Un iPhone avec une interface au croisement d'un iPod et de macOS ? C'était l'un des chemins envisagés par Apple avant de se tourner vers l'idée qui deviendra iOS.

Peut-on faire confiance à Sonny Dickson ? À cette question, posée à nos collègues de FrAndroid bien plus habitués à jongler avec les leaks que nous, la réponse à été franche : « Il est encore dans le game lui ? ».  Cela n’augurait donc pas le meilleur pour cette vidéo de ce que le média présente comme l’autre version d’iOS, mais Tony Fadell, celui qu’on considère comme le père de l’iPhone, a validé d’un tweet qu’il s’agissait bien des deux pré-versions d’iOS, le système d’exploitation qui fait tourner les iPhone.

L’histoire est méconnue, mais elle est passionnante : en interne, deux équipes étaient chargées de travailler sur l’interface de l’iPhone. D’un côté, il y avait celle de Tony Fadell, chargée du projet P1, qui avait proposé une interface qui paraîtra étrange aujourd’hui mais qui avait du sens en 2007 : elle était un véritable mélange entre macOS et un iPod. On retrouvait donc une roue directionnelle et des commandes à l’écran qui contrôlaient des fenêtres sorties d’un environnement de bureau.

La version P2, portée par l’équipe de Scott Forstall, semble être au stade du concept mais a déjà en puissance ce qui fera la force du système d’exploitation mobile d’Apple : de grosses icônes facilement accessibles avec des doigts. L’idée portée par l’équipe P2 est bien plus radicale et ô combien plus adaptée à un écran tactile que la transposition des commandes d’un iPod.
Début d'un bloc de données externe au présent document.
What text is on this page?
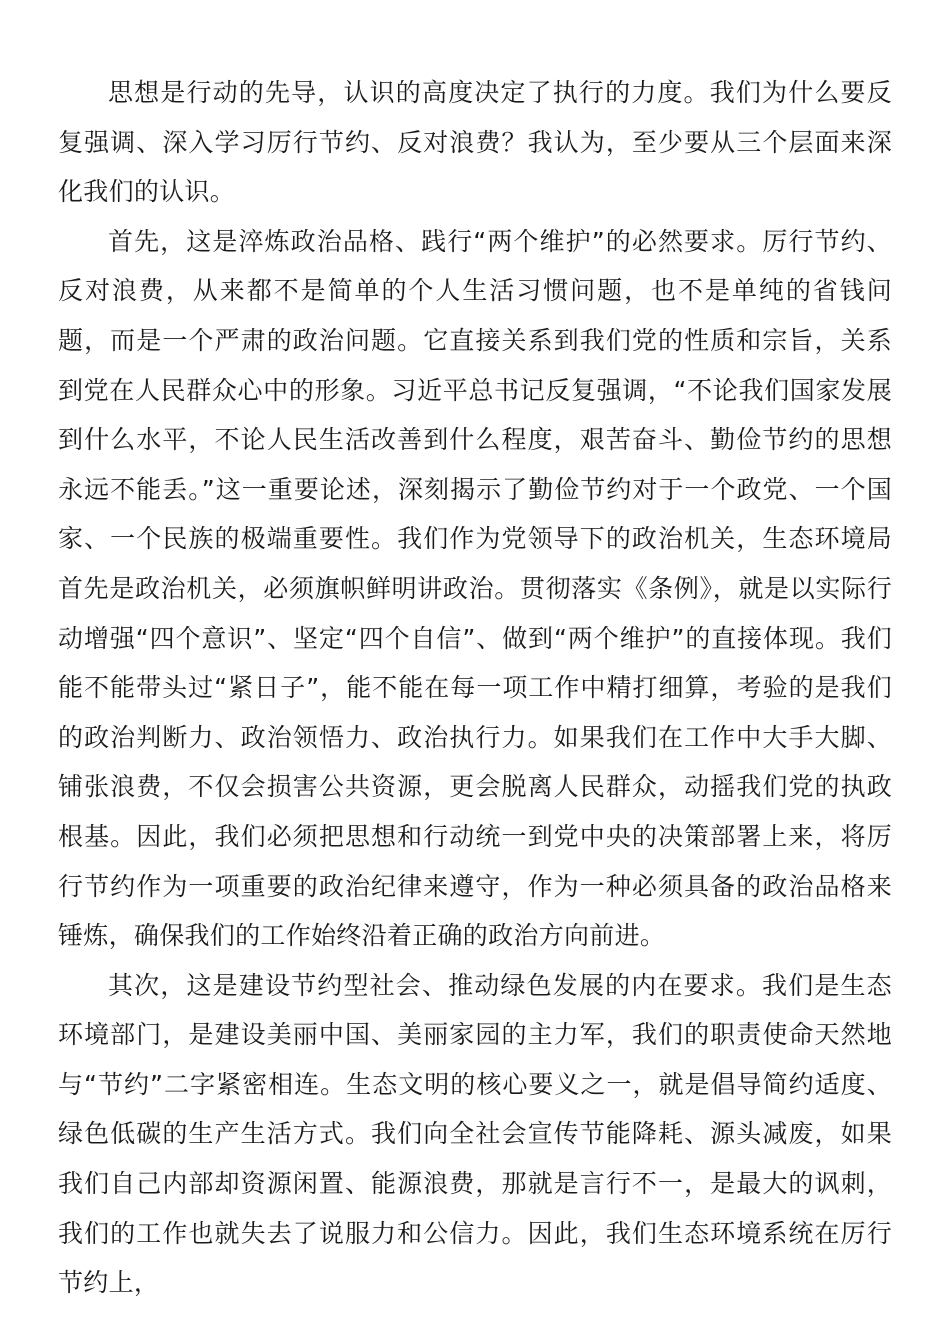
思想是行动的先导，认识的高度决定了执行的力度。我们为什么要反复强调、深入学习厉行节约、反对浪费？我认为，至少要从三个层面来深化我们的认识。

首先，这是淬炼政治品格、践行“两个维护”的必然要求。厉行节约、反对浪费，从来都不是简单的个人生活习惯问题，也不是单纯的省钱问题，而是一个严肃的政治问题。它直接关系到我们党的性质和宗旨，关系到党在人民群众心中的形象。习近平总书记反复强调，“不论我们国家发展到什么水平，不论人民生活改善到什么程度，艰苦奋斗、勤俭节约的思想永远不能丢。”这一重要论述，深刻揭示了勤俭节约对于一个政党、一个国家、一个民族的极端重要性。我们作为党领导下的政治机关，生态环境局首先是政治机关，必须旗帜鲜明讲政治。贯彻落实《条例》，就是以实际行动增强“四个意识”、坚定“四个自信”、做到“两个维护”的直接体现。我们能不能带头过“紧日子”，能不能在每一项工作中精打细算，考验的是我们的政治判断力、政治领悟力、政治执行力。如果我们在工作中大手大脚、铺张浪费，不仅会损害公共资源，更会脱离人民群众，动摇我们党的执政根基。因此，我们必须把思想和行动统一到党中央的决策部署上来，将厉行节约作为一项重要的政治纪律来遵守，作为一种必须具备的政治品格来锤炼，确保我们的工作始终沿着正确的政治方向前进。

其次，这是建设节约型社会、推动绿色发展的内在要求。我们是生态环境部门，是建设美丽中国、美丽家园的主力军，我们的职责使命天然地与“节约”二字紧密相连。生态文明的核心要义之一，就是倡导简约适度、绿色低碳的生产生活方式。我们向全社会宣传节能降耗、源头减废，如果我们自己内部却资源闲置、能源浪费，那就是言行不一，是最大的讽刺，我们的工作也就失去了说服力和公信力。因此，我们生态环境系统在厉行节约上，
D’après Fadell, qui s’est empressé de rappeler que les deux équipes n’étaient pas en compétition, la « roue cliquable » de l’iPod était si iconique que certaines équipes avaient du mal à s’en défaire. Du coup, au lieu de l’abandonner complètement, ils tentaient de lui donner une cure de jouvence. Mais c’est ce débat ouvert entre de multiples idées qui a permis à Apple d’avoir un produit fini particulièrement intéressant et que la concurrence a mis beaucoup de temps à rattraper. À ses débuts, Android était d’ailleurs particulièrement brouillon.

Ironiquement, aujourd’hui, c’est l’interface d’iOS qui tend à se complexifier en ajoutant, version après version, des tas de raccourcis et options pas forcément intuitifs.